Al Gore

You heard the news, right? Al Gore is eating a vegan diet. If you’re like me, you saw An Inconvenient Truth years ago and have been wondering why someone so concerned about our environment couldn’t make the connection.

I think it’s great (and about time) that Gore isn’t eating animals. The Clinton/Gore ticket is primarily plant-based – how’s that for interesting? But I’ve said it before and I’ll say it again – let’s not get too excited, calling Gore “vegan” in the way that you and I use the term each day.

I have to remind myself of this fact. You see, I was talking to my mother (a big Clinton fan) about this “news” the other day, and I kept calling Gore “Al Vegan.” Relaying this message to someone later in the week, I did the same thing.

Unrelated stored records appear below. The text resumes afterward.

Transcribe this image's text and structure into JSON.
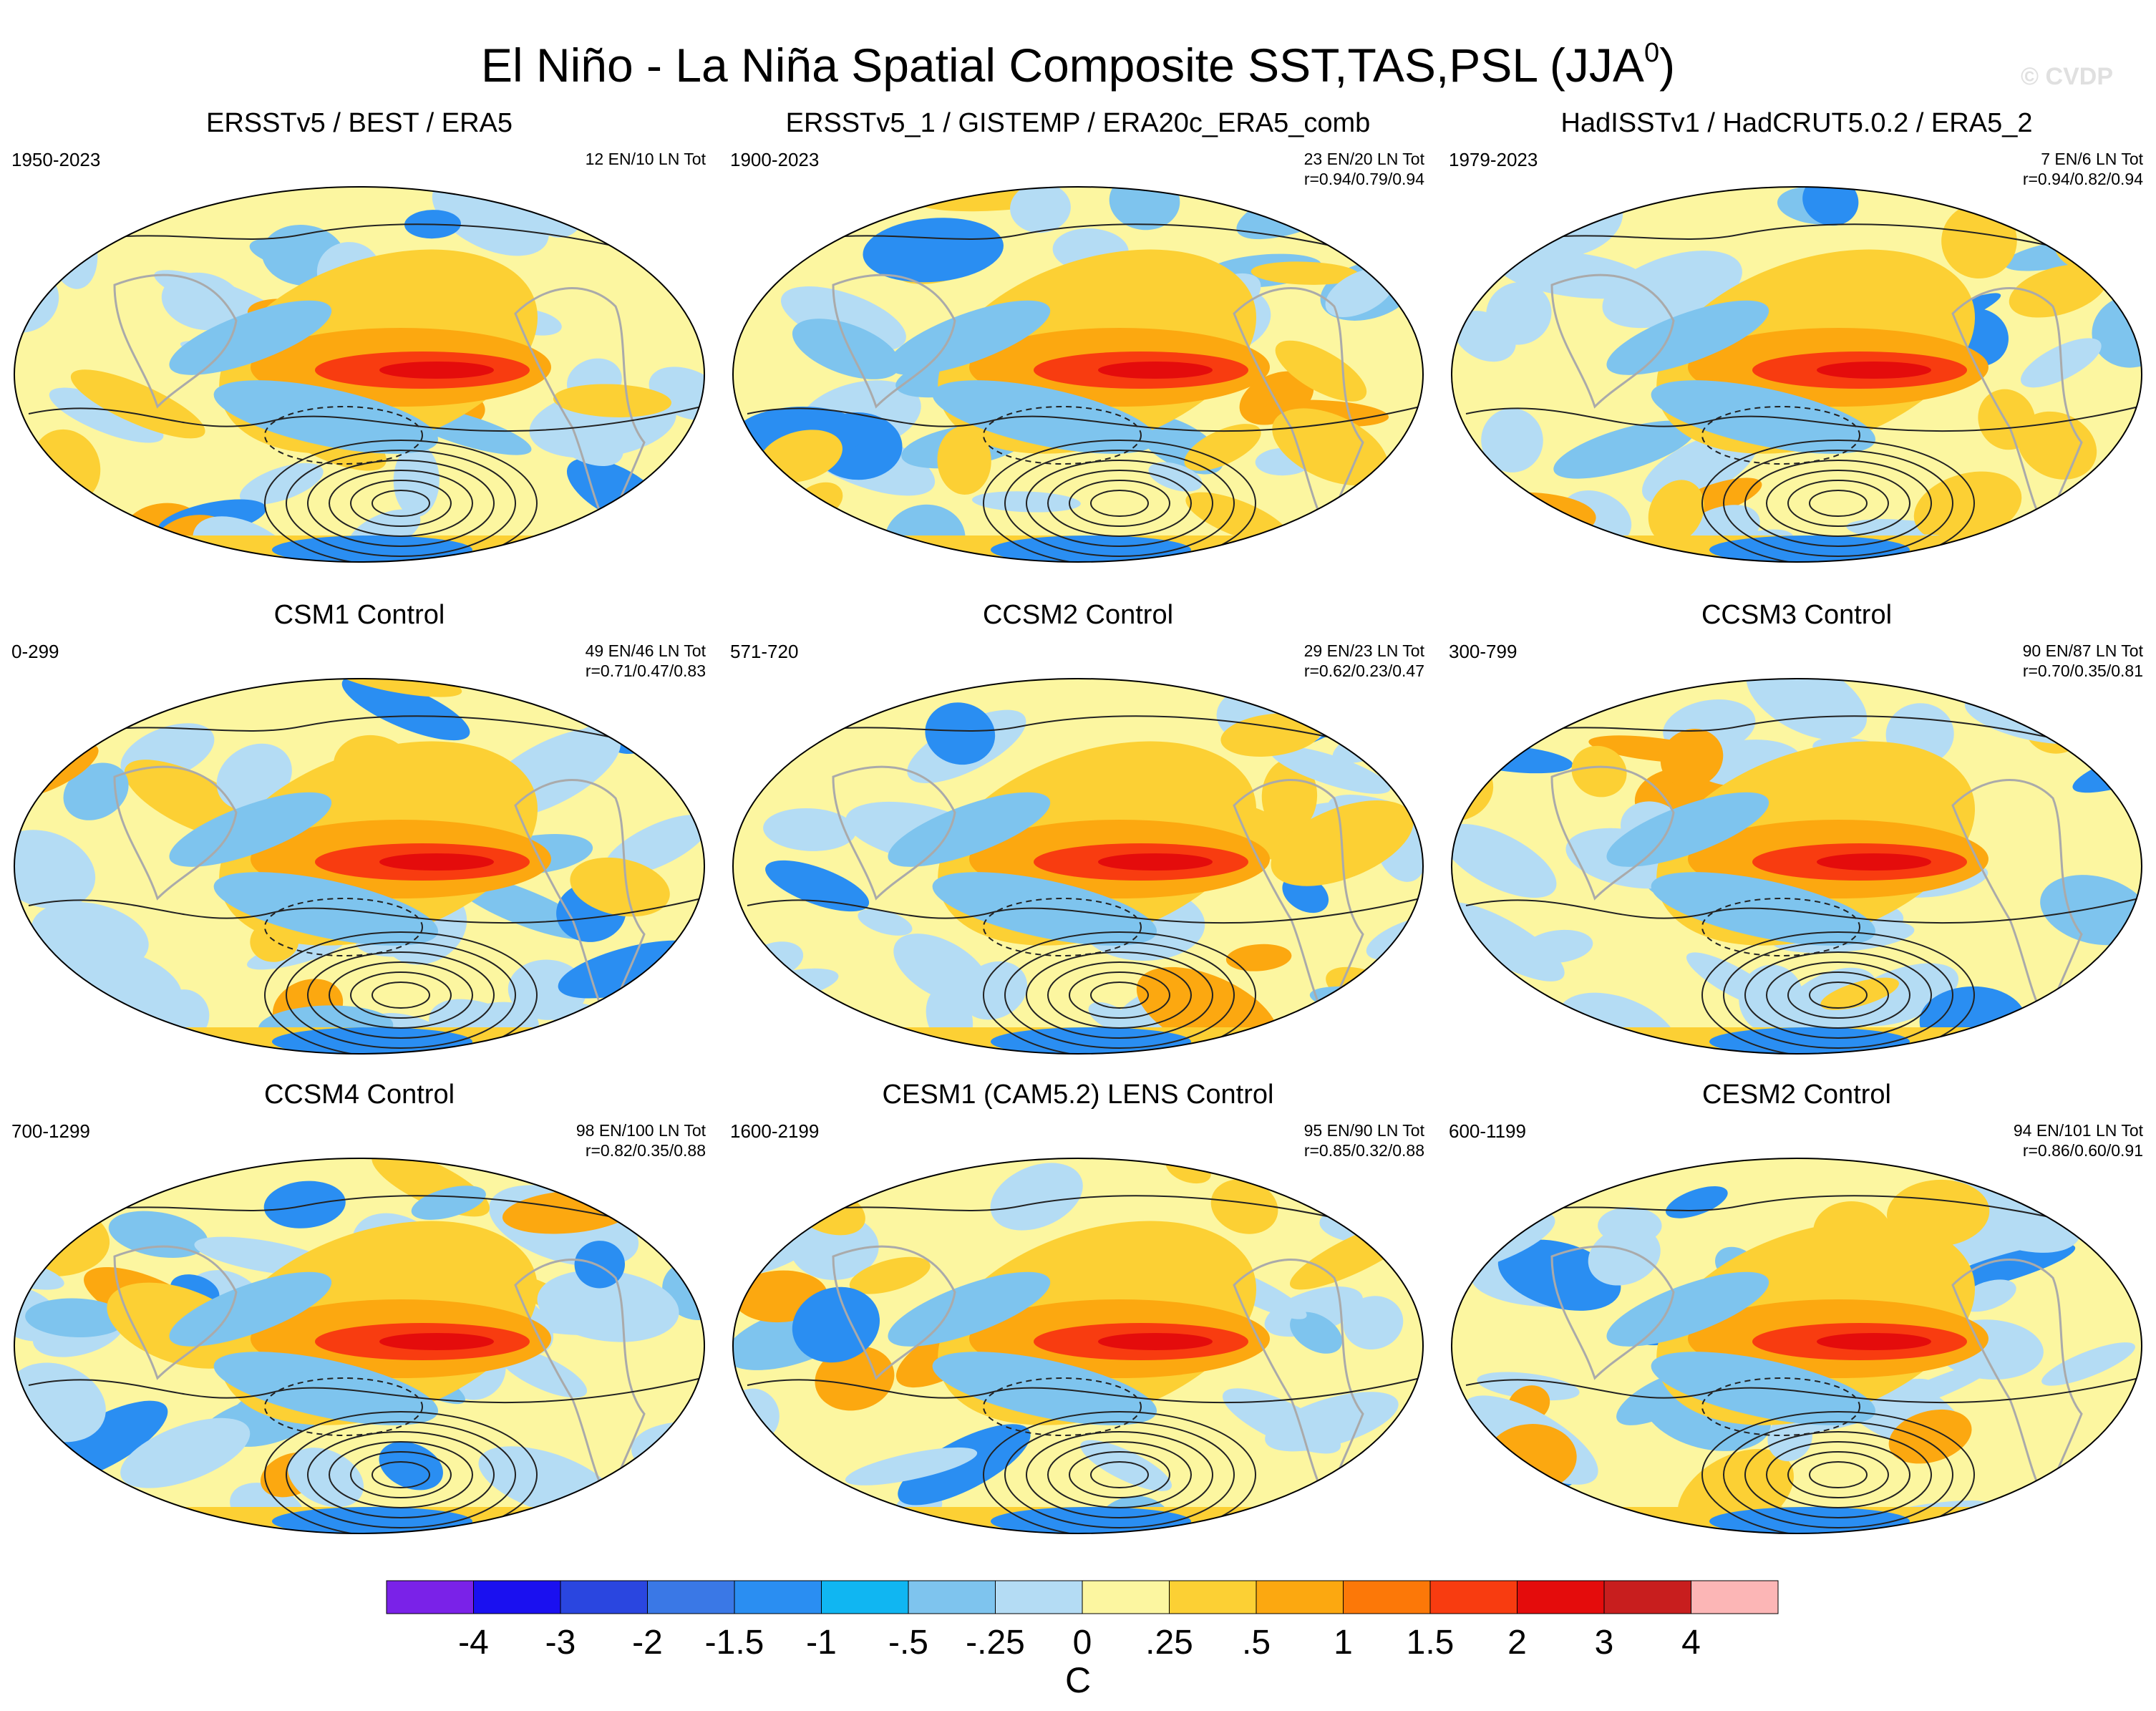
{
  "title": {
    "main": "El Niño - La Niña Spatial Composite SST,TAS,PSL (JJA",
    "sup": "0",
    "close": ")"
  },
  "watermark": "© CVDP",
  "panels": [
    {
      "title": "ERSSTv5 / BEST / ERA5",
      "period": "1950-2023",
      "counts": "12 EN/10 LN Tot",
      "corr": ""
    },
    {
      "title": "ERSSTv5_1 / GISTEMP / ERA20c_ERA5_comb",
      "period": "1900-2023",
      "counts": "23 EN/20 LN Tot",
      "corr": "r=0.94/0.79/0.94"
    },
    {
      "title": "HadISSTv1 / HadCRUT5.0.2 / ERA5_2",
      "period": "1979-2023",
      "counts": "7 EN/6 LN Tot",
      "corr": "r=0.94/0.82/0.94"
    },
    {
      "title": "CSM1 Control",
      "period": "0-299",
      "counts": "49 EN/46 LN Tot",
      "corr": "r=0.71/0.47/0.83"
    },
    {
      "title": "CCSM2 Control",
      "period": "571-720",
      "counts": "29 EN/23 LN Tot",
      "corr": "r=0.62/0.23/0.47"
    },
    {
      "title": "CCSM3 Control",
      "period": "300-799",
      "counts": "90 EN/87 LN Tot",
      "corr": "r=0.70/0.35/0.81"
    },
    {
      "title": "CCSM4 Control",
      "period": "700-1299",
      "counts": "98 EN/100 LN Tot",
      "corr": "r=0.82/0.35/0.88"
    },
    {
      "title": "CESM1 (CAM5.2) LENS Control",
      "period": "1600-2199",
      "counts": "95 EN/90 LN Tot",
      "corr": "r=0.85/0.32/0.88"
    },
    {
      "title": "CESM2 Control",
      "period": "600-1199",
      "counts": "94 EN/101 LN Tot",
      "corr": "r=0.86/0.60/0.91"
    }
  ],
  "colorbar": {
    "colors": [
      "#7a22e8",
      "#1a10f0",
      "#2a46e0",
      "#3a78e6",
      "#2a8ef2",
      "#10b6f2",
      "#7ec4ee",
      "#b4dcf4",
      "#fcf6a0",
      "#fcd034",
      "#fca810",
      "#fc7808",
      "#f83c10",
      "#e40c0c",
      "#c81e1e",
      "#fcb6b6"
    ],
    "labels": [
      "-4",
      "-3",
      "-2",
      "-1.5",
      "-1",
      "-.5",
      "-.25",
      "0",
      ".25",
      ".5",
      "1",
      "1.5",
      "2",
      "3",
      "4"
    ],
    "units": "C"
  }
}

What does this mean? I think it’s an example of how much I want Al Gore, you, and everyone I know to really, truly be vegan. When I get pissed about how the word is being diluted, it’s not because I want to be part of some exclusive club. Let me be clear: I care so much about the definition of “veganism” because I want people to come to it – on their own journey, in their own time – with a clear understanding of what it means. I want people to understand that veganism isn’t a part-time choice, or a diet-plan, or just something you do at home when it’s convenient. It’s not “everything but my new, leather-trimmed Coach bag” or “everything but cheese.”

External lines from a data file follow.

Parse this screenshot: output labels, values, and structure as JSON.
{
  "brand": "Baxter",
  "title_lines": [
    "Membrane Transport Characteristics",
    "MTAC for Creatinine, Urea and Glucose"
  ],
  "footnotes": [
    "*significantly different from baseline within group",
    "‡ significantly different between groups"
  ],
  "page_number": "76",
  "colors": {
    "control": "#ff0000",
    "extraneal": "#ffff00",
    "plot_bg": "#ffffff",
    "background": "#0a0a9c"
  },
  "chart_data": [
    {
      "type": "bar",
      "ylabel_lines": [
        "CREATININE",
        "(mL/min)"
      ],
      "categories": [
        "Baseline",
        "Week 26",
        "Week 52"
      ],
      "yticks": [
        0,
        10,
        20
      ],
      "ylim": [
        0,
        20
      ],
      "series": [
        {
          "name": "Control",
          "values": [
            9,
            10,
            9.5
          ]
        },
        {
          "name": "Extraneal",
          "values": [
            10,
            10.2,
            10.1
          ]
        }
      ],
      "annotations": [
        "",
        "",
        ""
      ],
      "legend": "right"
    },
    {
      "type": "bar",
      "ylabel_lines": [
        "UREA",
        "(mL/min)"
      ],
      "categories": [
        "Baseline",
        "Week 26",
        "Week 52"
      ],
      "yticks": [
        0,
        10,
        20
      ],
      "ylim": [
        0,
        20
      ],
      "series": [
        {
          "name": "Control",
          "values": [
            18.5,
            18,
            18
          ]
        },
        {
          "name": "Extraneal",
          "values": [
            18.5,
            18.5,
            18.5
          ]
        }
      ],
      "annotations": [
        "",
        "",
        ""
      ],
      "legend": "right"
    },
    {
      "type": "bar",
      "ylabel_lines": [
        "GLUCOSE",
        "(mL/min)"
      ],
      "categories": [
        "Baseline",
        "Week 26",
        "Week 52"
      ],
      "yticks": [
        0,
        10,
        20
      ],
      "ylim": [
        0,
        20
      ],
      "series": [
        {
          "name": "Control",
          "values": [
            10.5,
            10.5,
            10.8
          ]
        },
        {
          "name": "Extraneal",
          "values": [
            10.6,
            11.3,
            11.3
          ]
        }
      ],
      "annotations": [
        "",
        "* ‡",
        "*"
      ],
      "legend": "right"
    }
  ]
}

This is not to say that I think a veg-curious person should toss the baby with the bathwater (that saying is all kinds of weird, isn’t it?). If you can’t give up cheese right now, and have eschewed animal products otherwise, good on you. Let me know how I can help! But you aren’t vegan, and my telling you so doesn’t make me too rigid.

I don’t want people to settle for what newspeople, writers, and celebrities are telling them is good enough to be called vegan. I want them to strive for the best they can do – for the planet and for the people, yes, but for the animals, more importantly! It’s getting easier and easier to be vegan in a non-vegan world, but if we let popular opinion define veganism for us, it’s going to hit a brick wall. Let’s not settle for vegan before six, or vegan except for a neighbor’s backyard eggs. Let’s raise the bar a little!